Por último, necesito exponer las consideraciones éticas del sufragio. Admitir que una dictadura se mida en unas votaciones supone – conceptualmente – reconocerle legitimidad a un régimen que la ha perdido por su actuación contraria a derecho. Implica la legitimación de sus aberraciones y crímenes. Comprendo que, dentro de un régimen democrático, cuyas instituciones demuestren cierta robustez, a un gobierno se le imponga medirse en unas elecciones por su pésima gestión. Ese no es, empero, el caso venezolano. Al régimen de Chávez y Maduro se le imputan crímenes de lesa humanidad. Sería una bofetada para las víctimas y para la ética tal abominación.

No crea usted que soy tan terco y necio. Ya lo dije y lo repito: el sufragio es una herramienta y como tal pueden dársele varios usos. Ese fue el caso chileno. Según la Constitución política de 1980, el régimen militar debía someterse a esa votación (como el de Pérez Jiménez en 1957). Sirvió de lanza para asestar mortalmente a la dictadura (porque el general Fernando Matthei se adelantó a los voceros del general Pinochet y reconoció ante los medios la victoria opositora que sin dudas iba a desconocer el régimen). En las repúblicas socialistas del este europeo ocurrió algo semejante. Ante la falta de apoyo soviético, mejor negociar una salida honrosa que terminar como en efecto lo hicieron Ceceascu y Milosevic.

Creadas las condiciones favorables, que trascienden a un árbitro electoral más o menos equilibrado, podrían servir unas elecciones como instrumento para materializar el cambio. Creer, sin embargo, que este va a ocurrir mágicamente porque se celebren elecciones es una majadería imperdonable. El cambio es anterior a las elecciones y no al revés, como ya lo hemos visto hasta el hartazgo en estos años revolucionarios.
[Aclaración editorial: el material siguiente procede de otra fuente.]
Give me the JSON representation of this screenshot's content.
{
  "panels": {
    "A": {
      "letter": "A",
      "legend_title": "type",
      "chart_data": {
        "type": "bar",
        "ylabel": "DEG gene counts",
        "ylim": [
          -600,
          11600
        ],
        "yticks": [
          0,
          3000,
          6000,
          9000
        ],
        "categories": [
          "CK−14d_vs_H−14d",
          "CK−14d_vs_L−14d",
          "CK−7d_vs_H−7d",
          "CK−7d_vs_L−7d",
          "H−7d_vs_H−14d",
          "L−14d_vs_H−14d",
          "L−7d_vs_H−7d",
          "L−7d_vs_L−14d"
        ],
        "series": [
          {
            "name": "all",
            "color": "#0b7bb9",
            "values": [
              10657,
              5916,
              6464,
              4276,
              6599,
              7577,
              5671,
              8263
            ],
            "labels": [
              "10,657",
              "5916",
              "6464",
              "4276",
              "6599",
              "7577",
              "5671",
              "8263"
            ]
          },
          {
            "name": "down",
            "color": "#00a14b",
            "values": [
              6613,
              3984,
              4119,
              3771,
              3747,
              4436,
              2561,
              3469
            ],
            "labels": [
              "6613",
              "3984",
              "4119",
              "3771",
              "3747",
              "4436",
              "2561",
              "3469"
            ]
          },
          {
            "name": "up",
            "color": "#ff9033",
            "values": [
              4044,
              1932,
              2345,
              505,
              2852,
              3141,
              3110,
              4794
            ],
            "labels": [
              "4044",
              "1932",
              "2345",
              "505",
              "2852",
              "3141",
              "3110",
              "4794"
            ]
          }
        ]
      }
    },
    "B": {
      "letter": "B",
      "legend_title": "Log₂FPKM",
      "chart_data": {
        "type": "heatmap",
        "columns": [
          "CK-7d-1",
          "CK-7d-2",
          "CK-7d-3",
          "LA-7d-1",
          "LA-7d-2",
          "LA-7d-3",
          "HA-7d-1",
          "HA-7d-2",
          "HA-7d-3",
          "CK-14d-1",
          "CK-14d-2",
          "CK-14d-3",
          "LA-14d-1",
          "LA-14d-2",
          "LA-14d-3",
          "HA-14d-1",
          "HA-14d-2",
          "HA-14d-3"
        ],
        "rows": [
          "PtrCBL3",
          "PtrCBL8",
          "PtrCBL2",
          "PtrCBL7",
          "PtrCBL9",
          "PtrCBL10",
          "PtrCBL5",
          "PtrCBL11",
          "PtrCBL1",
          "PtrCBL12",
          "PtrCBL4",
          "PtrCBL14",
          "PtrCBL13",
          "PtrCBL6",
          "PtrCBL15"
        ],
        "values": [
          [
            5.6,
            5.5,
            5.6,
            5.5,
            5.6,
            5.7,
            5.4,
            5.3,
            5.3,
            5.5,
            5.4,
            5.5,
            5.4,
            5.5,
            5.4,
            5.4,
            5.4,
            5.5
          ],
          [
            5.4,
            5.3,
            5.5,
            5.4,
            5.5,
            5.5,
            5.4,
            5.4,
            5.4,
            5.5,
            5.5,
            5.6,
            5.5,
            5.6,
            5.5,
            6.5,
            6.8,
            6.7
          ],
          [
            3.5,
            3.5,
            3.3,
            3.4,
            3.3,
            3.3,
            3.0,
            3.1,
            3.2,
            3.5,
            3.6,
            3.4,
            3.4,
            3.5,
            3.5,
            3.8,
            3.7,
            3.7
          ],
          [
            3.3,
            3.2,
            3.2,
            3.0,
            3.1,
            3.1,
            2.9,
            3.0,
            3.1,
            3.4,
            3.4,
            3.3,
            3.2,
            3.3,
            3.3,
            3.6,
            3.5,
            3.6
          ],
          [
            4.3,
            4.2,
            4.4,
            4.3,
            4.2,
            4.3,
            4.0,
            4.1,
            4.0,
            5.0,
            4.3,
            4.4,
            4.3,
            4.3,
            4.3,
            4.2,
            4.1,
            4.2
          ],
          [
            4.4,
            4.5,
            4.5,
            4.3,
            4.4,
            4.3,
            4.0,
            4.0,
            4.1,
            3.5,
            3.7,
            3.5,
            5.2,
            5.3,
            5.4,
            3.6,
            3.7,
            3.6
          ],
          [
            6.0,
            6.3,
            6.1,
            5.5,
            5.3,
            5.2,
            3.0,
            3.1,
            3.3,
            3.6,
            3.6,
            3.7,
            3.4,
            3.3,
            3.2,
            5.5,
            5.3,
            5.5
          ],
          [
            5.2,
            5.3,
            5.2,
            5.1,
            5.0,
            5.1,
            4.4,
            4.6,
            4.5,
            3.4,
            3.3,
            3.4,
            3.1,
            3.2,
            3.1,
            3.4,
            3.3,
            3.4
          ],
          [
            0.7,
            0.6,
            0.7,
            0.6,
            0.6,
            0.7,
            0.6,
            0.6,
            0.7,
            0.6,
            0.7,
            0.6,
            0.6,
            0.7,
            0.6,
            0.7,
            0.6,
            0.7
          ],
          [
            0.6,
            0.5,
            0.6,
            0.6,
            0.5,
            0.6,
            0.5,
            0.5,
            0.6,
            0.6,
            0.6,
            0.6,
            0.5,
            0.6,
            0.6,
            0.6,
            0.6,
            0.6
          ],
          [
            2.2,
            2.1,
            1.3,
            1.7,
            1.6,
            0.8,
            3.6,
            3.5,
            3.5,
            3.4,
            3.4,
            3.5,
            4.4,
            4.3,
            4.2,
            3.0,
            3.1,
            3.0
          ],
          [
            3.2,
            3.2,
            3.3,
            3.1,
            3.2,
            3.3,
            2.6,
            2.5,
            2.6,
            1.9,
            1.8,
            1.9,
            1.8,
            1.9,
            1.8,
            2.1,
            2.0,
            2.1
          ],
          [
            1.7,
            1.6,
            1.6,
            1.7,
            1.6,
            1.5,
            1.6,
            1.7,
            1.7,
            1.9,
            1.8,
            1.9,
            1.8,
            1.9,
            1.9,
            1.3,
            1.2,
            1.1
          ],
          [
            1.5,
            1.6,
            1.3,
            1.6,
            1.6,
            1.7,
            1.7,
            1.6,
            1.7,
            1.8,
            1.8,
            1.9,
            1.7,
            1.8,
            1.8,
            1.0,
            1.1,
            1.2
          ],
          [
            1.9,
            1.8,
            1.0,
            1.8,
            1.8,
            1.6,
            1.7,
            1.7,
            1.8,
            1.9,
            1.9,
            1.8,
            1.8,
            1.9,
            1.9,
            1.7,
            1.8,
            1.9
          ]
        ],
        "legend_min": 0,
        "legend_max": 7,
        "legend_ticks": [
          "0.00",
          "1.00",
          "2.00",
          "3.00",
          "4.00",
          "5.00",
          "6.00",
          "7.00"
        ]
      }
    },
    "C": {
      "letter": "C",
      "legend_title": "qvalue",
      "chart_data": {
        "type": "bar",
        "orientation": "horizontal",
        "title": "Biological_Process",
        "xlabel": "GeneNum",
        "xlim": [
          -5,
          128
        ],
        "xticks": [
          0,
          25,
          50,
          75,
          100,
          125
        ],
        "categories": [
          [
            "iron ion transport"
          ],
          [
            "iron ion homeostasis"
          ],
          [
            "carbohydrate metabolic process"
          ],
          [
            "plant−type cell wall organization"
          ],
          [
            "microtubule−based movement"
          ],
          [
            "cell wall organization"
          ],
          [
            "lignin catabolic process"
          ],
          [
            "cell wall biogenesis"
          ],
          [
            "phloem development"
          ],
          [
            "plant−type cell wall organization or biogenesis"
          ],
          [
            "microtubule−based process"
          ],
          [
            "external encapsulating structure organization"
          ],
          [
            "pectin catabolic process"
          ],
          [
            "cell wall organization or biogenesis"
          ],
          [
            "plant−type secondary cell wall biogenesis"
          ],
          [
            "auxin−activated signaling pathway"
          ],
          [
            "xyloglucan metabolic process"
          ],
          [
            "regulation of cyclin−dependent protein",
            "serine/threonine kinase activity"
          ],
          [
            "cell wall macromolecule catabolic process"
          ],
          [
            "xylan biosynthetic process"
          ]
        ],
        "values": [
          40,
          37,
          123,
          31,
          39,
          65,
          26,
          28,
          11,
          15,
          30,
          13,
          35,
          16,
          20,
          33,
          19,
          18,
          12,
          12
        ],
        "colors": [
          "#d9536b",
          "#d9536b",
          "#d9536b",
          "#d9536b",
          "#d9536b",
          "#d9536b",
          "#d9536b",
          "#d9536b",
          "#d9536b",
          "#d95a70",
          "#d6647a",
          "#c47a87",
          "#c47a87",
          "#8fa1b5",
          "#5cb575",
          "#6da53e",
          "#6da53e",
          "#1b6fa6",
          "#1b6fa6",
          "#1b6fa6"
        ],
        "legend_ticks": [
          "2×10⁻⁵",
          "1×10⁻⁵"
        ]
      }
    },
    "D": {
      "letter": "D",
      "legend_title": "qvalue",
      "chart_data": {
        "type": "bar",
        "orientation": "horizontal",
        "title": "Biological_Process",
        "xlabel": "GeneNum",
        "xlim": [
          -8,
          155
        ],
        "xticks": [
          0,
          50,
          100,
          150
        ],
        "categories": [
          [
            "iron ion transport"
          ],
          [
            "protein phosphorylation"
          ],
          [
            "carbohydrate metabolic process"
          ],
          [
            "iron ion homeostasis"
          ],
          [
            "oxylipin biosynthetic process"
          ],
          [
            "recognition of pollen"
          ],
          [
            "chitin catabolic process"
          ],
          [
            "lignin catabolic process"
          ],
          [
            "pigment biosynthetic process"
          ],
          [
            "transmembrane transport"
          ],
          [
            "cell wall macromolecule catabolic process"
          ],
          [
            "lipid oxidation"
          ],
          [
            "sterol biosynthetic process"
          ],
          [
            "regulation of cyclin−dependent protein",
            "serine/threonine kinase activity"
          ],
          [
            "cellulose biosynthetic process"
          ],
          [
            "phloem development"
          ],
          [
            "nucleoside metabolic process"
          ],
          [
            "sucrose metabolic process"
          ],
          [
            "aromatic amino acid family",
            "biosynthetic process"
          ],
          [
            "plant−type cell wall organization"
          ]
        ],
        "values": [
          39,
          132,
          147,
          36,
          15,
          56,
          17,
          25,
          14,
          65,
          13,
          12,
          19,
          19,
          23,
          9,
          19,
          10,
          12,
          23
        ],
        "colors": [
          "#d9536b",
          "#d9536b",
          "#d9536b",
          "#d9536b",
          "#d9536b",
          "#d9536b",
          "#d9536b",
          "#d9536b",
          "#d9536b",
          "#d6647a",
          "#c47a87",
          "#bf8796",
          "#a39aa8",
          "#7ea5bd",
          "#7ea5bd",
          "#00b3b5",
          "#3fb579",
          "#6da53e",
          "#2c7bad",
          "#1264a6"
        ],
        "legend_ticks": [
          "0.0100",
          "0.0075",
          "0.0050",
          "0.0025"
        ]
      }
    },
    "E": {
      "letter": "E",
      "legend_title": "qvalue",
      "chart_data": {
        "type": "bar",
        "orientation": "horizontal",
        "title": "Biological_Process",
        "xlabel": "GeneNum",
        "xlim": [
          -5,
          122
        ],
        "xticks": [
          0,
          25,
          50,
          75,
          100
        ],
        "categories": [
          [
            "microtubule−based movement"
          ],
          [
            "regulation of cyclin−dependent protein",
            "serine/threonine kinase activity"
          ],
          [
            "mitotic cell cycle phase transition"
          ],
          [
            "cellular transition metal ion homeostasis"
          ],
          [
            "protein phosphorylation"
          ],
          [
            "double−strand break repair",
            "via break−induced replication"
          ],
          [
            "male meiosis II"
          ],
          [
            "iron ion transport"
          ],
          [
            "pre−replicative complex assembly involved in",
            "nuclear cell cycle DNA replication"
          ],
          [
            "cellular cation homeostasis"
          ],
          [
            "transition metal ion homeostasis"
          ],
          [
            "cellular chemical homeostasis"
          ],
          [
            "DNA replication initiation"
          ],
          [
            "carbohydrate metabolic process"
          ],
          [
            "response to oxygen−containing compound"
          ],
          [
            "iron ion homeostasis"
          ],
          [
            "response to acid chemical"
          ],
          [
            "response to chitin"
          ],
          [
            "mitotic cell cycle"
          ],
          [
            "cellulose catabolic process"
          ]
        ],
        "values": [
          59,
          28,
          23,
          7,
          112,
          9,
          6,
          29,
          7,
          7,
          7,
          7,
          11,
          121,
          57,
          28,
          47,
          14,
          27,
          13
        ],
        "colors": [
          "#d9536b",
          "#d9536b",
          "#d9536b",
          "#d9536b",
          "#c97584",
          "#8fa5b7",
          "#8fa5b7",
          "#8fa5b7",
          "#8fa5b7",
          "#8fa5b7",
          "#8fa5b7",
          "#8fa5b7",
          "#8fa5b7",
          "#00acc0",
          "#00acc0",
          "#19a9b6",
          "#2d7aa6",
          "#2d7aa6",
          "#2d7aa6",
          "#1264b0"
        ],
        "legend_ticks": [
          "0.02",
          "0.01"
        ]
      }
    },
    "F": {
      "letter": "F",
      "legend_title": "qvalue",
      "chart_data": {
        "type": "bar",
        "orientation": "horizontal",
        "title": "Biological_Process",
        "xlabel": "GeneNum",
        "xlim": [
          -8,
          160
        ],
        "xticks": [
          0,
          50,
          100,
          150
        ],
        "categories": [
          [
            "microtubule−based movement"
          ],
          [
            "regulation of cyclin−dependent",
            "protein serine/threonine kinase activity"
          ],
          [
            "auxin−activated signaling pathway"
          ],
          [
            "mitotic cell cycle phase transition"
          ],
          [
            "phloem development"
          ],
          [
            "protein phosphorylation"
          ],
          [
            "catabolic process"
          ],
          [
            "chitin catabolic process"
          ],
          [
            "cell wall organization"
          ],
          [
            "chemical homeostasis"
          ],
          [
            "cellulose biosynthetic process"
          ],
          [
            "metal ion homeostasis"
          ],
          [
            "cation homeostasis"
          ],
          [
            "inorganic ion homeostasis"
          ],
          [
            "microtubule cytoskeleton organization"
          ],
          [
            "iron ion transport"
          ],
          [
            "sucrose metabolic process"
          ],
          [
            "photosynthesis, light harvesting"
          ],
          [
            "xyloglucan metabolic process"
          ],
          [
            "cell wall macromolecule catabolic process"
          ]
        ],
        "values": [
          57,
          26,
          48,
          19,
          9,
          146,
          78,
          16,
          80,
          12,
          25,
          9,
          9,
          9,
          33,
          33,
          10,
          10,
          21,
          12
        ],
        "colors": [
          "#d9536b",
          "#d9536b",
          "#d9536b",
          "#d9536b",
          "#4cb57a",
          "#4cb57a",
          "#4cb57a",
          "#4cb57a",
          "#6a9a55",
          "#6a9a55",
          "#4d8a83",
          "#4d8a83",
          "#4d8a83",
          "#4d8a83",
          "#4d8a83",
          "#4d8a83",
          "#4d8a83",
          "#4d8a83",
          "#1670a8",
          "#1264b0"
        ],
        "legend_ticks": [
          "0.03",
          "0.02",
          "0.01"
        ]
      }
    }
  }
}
Entiendo que para muchos es este el camino. Y sé bien que la salida de esta crisis puede ser un sendero largo y tortuoso (de hecho, ya lo es). No acepto, sin embargo, que, para resguardar cuotas de poder, para preservar cargos y prebendas miserables, se prolongue el sufrimiento de millones de ciudadanos, y que, sin pudor alguno, se tenga como única opción elecciones inútiles – tinglados bufonescos – para pretender cambiar el statu quo. La lucha ya ha sido larga y cruenta y puede serlo aún más, pero no podemos seguir malgastando el futuro y la vida de los ciudadanos en maniobras estériles. Es hora de crear rutas eficientes y no de repetir errores.